BOQUETE PANAMA -- It was in Boquete, a green jewel of a town nestled at the edge of a cloud forest in the western Panamanian highlands, that I discovered that most of what I thought I knew about coffee was wrong.
My wife, Judy, and I had just concluded a tour of Cafe Kotowa, one of the many small coffee farms that dot the mountainsides around Boquete, a place esteemed among java aficionados for its exquisite beans. It was an afternoon early in January during what was supposedly the beginning of the dry season, but it seemed suspiciously wet as a chill drizzle fell on us.
Of course, after sweltering in Panama City, bathing in the sun of Panama's Caribbean coast and sweating in the country's steamy lowlands, the cool high country surrounding the nation's tallest peak, Volcán Barú, was an oasis. And the occasional rain shower, which the locals call bajareque, led to many rainbows during our stay in the flower-filled town of Boquete, which is becoming a popular tourist destination. Close to two national parks, it offers panoramic mountain vistas, temperate breezes, cloud-forest hiking, whitewater rafting and a vast array of bird and animal life.

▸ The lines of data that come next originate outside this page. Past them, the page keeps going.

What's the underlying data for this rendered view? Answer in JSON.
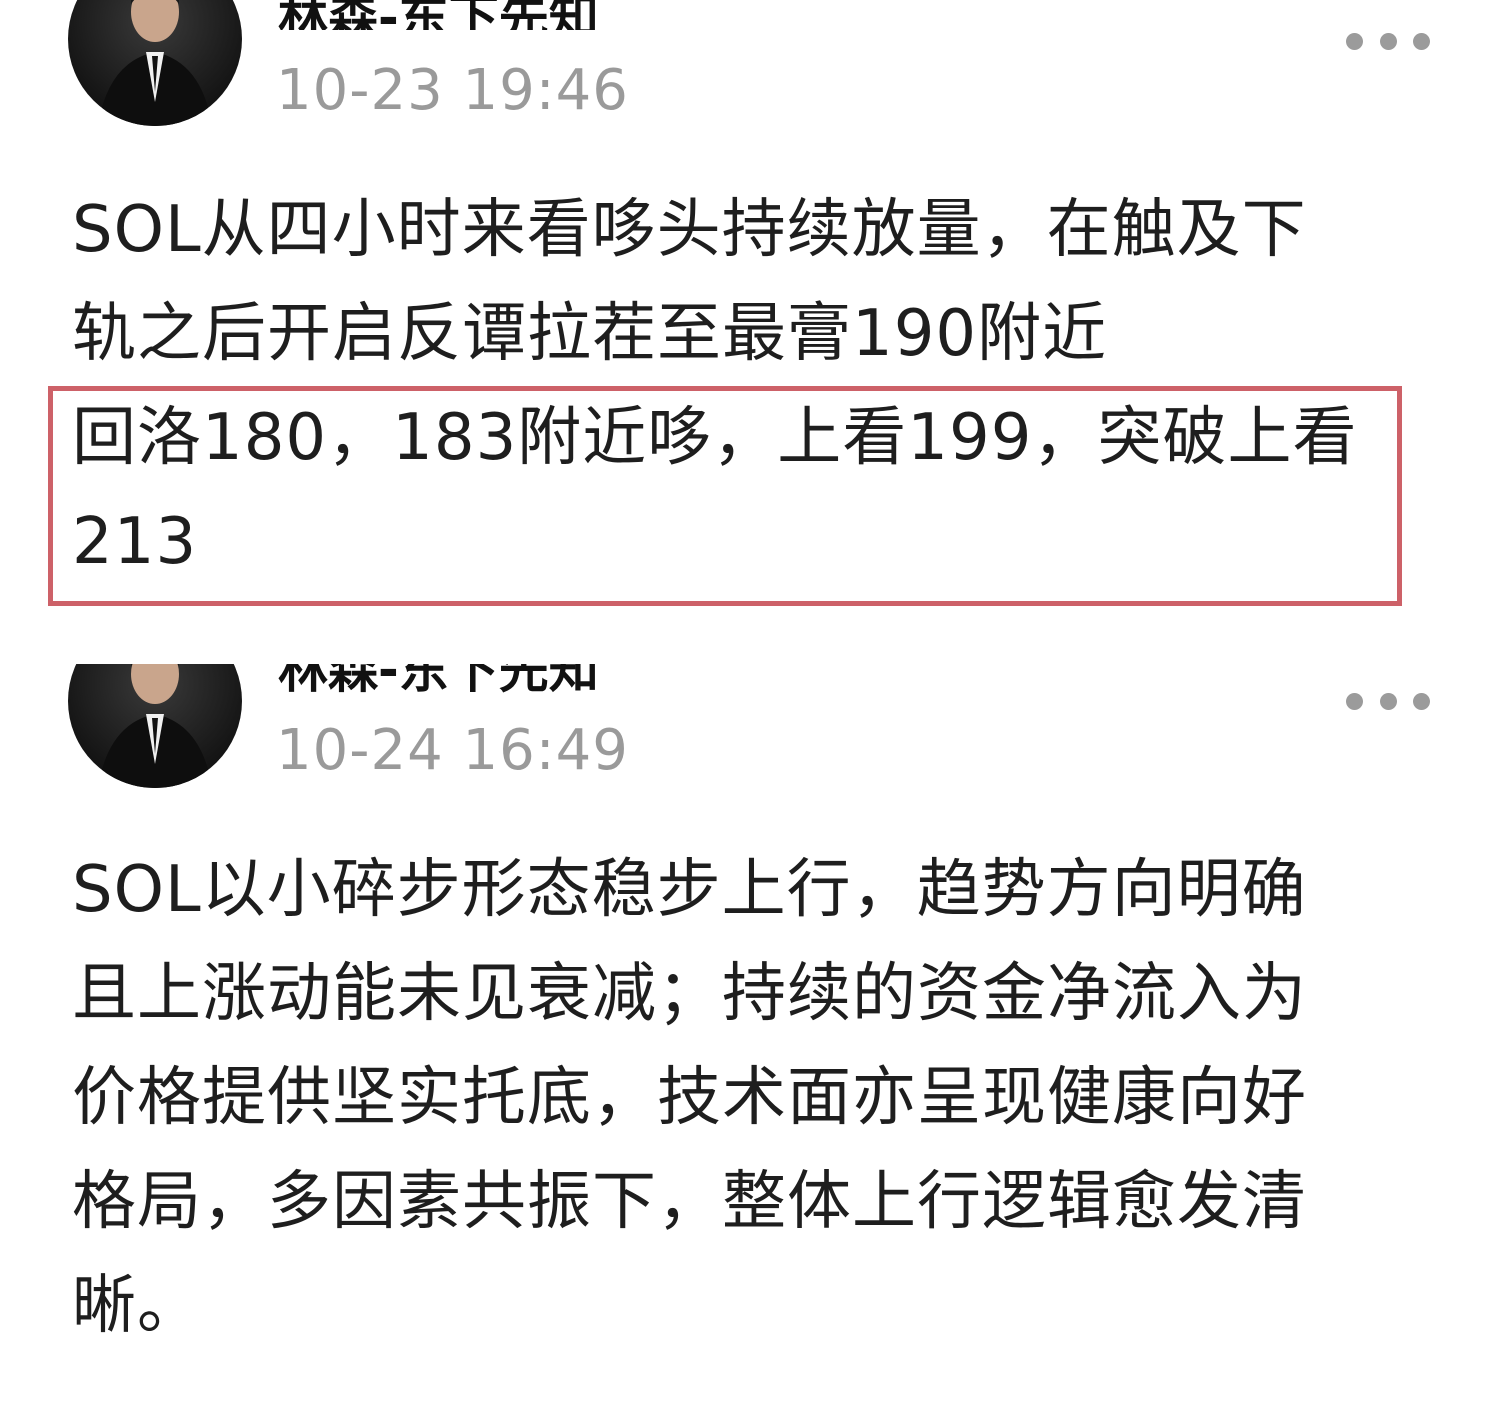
{
  "posts": [
    {
      "author": "林森-东下先知",
      "time": "10-23 19:46",
      "text_lines": [
        "SOL从四小时来看哆头持续放量，在触及下",
        "轨之后开启反谭拉茬至最膏190附近"
      ],
      "highlight_lines": [
        "回洛180，183附近哆，上看199，突破上看",
        "213"
      ],
      "more_icon": "more-horizontal-icon"
    },
    {
      "author": "林森-东下先知",
      "time": "10-24 16:49",
      "text_lines": [
        "SOL以小碎步形态稳步上行，趋势方向明确",
        "且上涨动能未见衰减；持续的资金净流入为",
        "价格提供坚实托底，技术面亦呈现健康向好",
        "格局，多因素共振下，整体上行逻辑愈发清",
        "晰。"
      ],
      "more_icon": "more-horizontal-icon"
    }
  ],
  "colors": {
    "highlight_border": "#cd6168",
    "time_text": "#9a9a9a",
    "body_text": "#1e1e1e",
    "more_dots": "#9b9b9b"
  }
}
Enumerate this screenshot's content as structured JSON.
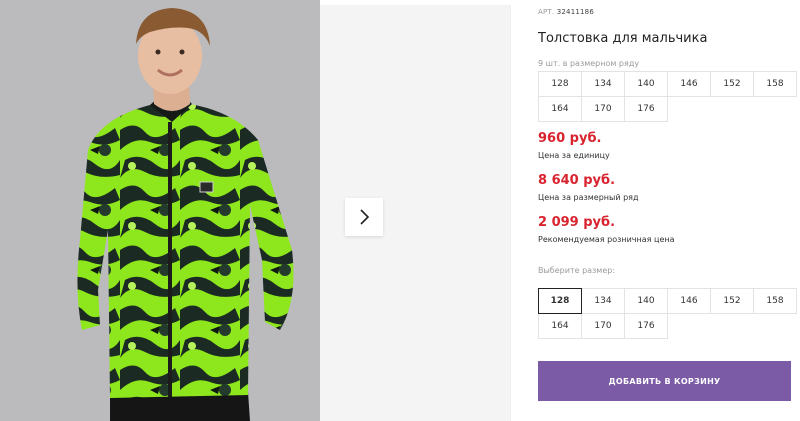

Boquete's status as one of the world's prime spots for growing the much-sought Arabica bean, the source of premium coffee, comes from the ideal location and climate in the surrounding valley. At an altitude over 3,000 feet, it's cool, with rich volcanic soils and alternating sun and rain that seem to shift by the minute. The Hacienda La Esmeralda is there, the coffee estate that set what was then a record wholesale price of $21 per pound in an online auction two years ago.
Coffee has become an integral part of the tourist experience in Boquete. Of the dozens of coffee estates in the valley, several offer tours and tastings to visitors. It helps that the town has a wide choice of restaurants, hotels and cabins, and a well developed network of roads and trails.